I’m not going to tell you about how difficult it is to be a Cleveland fan, because I’m not sure you’d understand. The Cavs just won the NBA title in June (after Game 6 of the Finals, I went into your room and told you that I still loved you more than the Cavs, but it was close that night). The Indians are playing in a World Series, the first in Cleveland since I was in college, thinner, far more nihilistic, and nowhere near as well-adjusted as I am now.

I went to one of those World Series games in Cleveland. Papa Chuck secured tickets (he scalped them, for the same cost as the tickets I got for face value for this year’s World Series). It remains probably my greatest moment as a Cleveland sports fan. I still get chills thinking about the bullpen door opening and Jose Mesa walking out for the save. It was like the end of “Major League” come to life.
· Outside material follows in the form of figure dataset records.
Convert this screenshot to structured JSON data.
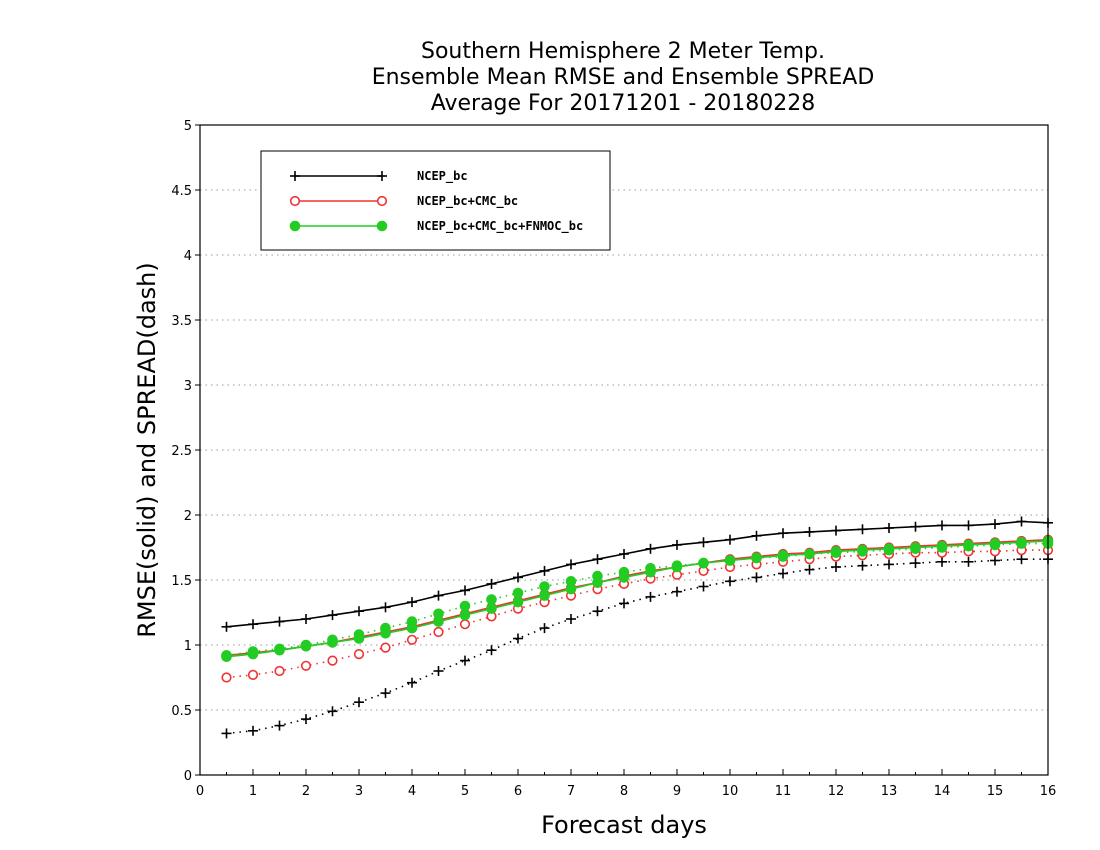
{
  "chart_data": {
    "type": "line",
    "title": [
      "Southern Hemisphere 2 Meter Temp.",
      "Ensemble Mean RMSE and Ensemble SPREAD",
      "Average For 20171201 - 20180228"
    ],
    "xlabel": "Forecast days",
    "ylabel": "RMSE(solid) and SPREAD(dash)",
    "xlim": [
      0,
      16
    ],
    "ylim": [
      0,
      5
    ],
    "xticks": [
      "0",
      "1",
      "2",
      "3",
      "4",
      "5",
      "6",
      "7",
      "8",
      "9",
      "10",
      "11",
      "12",
      "13",
      "14",
      "15",
      "16"
    ],
    "yticks": [
      "0",
      "0.5",
      "1",
      "1.5",
      "2",
      "2.5",
      "3",
      "3.5",
      "4",
      "4.5",
      "5"
    ],
    "grid": "horizontal-dotted",
    "legend_position": "top-left",
    "x": [
      0.5,
      1,
      1.5,
      2,
      2.5,
      3,
      3.5,
      4,
      4.5,
      5,
      5.5,
      6,
      6.5,
      7,
      7.5,
      8,
      8.5,
      9,
      9.5,
      10,
      10.5,
      11,
      11.5,
      12,
      12.5,
      13,
      13.5,
      14,
      14.5,
      15,
      15.5,
      16
    ],
    "series": [
      {
        "name": "NCEP_bc",
        "color": "#000000",
        "marker": "plus",
        "rmse": [
          1.14,
          1.16,
          1.18,
          1.2,
          1.23,
          1.26,
          1.29,
          1.33,
          1.38,
          1.42,
          1.47,
          1.52,
          1.57,
          1.62,
          1.66,
          1.7,
          1.74,
          1.77,
          1.79,
          1.81,
          1.84,
          1.86,
          1.87,
          1.88,
          1.89,
          1.9,
          1.91,
          1.92,
          1.92,
          1.93,
          1.95,
          1.94
        ],
        "spread": [
          0.32,
          0.34,
          0.38,
          0.43,
          0.49,
          0.56,
          0.63,
          0.71,
          0.8,
          0.88,
          0.96,
          1.05,
          1.13,
          1.2,
          1.26,
          1.32,
          1.37,
          1.41,
          1.45,
          1.49,
          1.52,
          1.55,
          1.58,
          1.6,
          1.61,
          1.62,
          1.63,
          1.64,
          1.64,
          1.65,
          1.66,
          1.66
        ]
      },
      {
        "name": "NCEP_bc+CMC_bc",
        "color": "#ee3333",
        "marker": "open-circle",
        "rmse": [
          0.92,
          0.94,
          0.96,
          0.99,
          1.02,
          1.06,
          1.1,
          1.14,
          1.19,
          1.24,
          1.29,
          1.34,
          1.39,
          1.44,
          1.48,
          1.53,
          1.57,
          1.6,
          1.63,
          1.66,
          1.68,
          1.7,
          1.71,
          1.73,
          1.74,
          1.75,
          1.76,
          1.77,
          1.78,
          1.79,
          1.8,
          1.81
        ],
        "spread": [
          0.75,
          0.77,
          0.8,
          0.84,
          0.88,
          0.93,
          0.98,
          1.04,
          1.1,
          1.16,
          1.22,
          1.28,
          1.33,
          1.38,
          1.43,
          1.47,
          1.51,
          1.54,
          1.57,
          1.6,
          1.62,
          1.64,
          1.66,
          1.68,
          1.69,
          1.7,
          1.71,
          1.71,
          1.72,
          1.72,
          1.73,
          1.73
        ]
      },
      {
        "name": "NCEP_bc+CMC_bc+FNMOC_bc",
        "color": "#22cc22",
        "marker": "filled-circle",
        "rmse": [
          0.91,
          0.93,
          0.96,
          0.99,
          1.02,
          1.05,
          1.09,
          1.13,
          1.18,
          1.23,
          1.28,
          1.33,
          1.38,
          1.43,
          1.48,
          1.52,
          1.56,
          1.6,
          1.63,
          1.65,
          1.67,
          1.69,
          1.7,
          1.72,
          1.73,
          1.74,
          1.75,
          1.76,
          1.77,
          1.78,
          1.79,
          1.8
        ],
        "spread": [
          0.92,
          0.95,
          0.97,
          1.0,
          1.04,
          1.08,
          1.13,
          1.18,
          1.24,
          1.3,
          1.35,
          1.4,
          1.45,
          1.49,
          1.53,
          1.56,
          1.59,
          1.61,
          1.63,
          1.65,
          1.67,
          1.68,
          1.7,
          1.71,
          1.72,
          1.73,
          1.74,
          1.75,
          1.76,
          1.77,
          1.78,
          1.78
        ]
      }
    ]
  }
}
Papa Chuck took us to baseball games. And basketball games. And football games. He took Uncle Adam to hockey games (I honestly never watched a hockey game in person until college, and never watched an NHL game in person until I moved to Pittsburgh). And here’s one of the great joys of parenthood: It affords you the opportunity to do everything you enjoyed again — and it’s like it’s the first time.

Papa Chuck was just as giddy as I was to go to a World Series game. I still remember your first baseball game. You were six months old and it was April. It was a little chilly, but thanks to my friends at Did the Tribe Win Last Night, we were in the Social Suite. I’ve taken you to plenty of ballgames since, and I hope you enjoyed them. We’ll go to plenty more.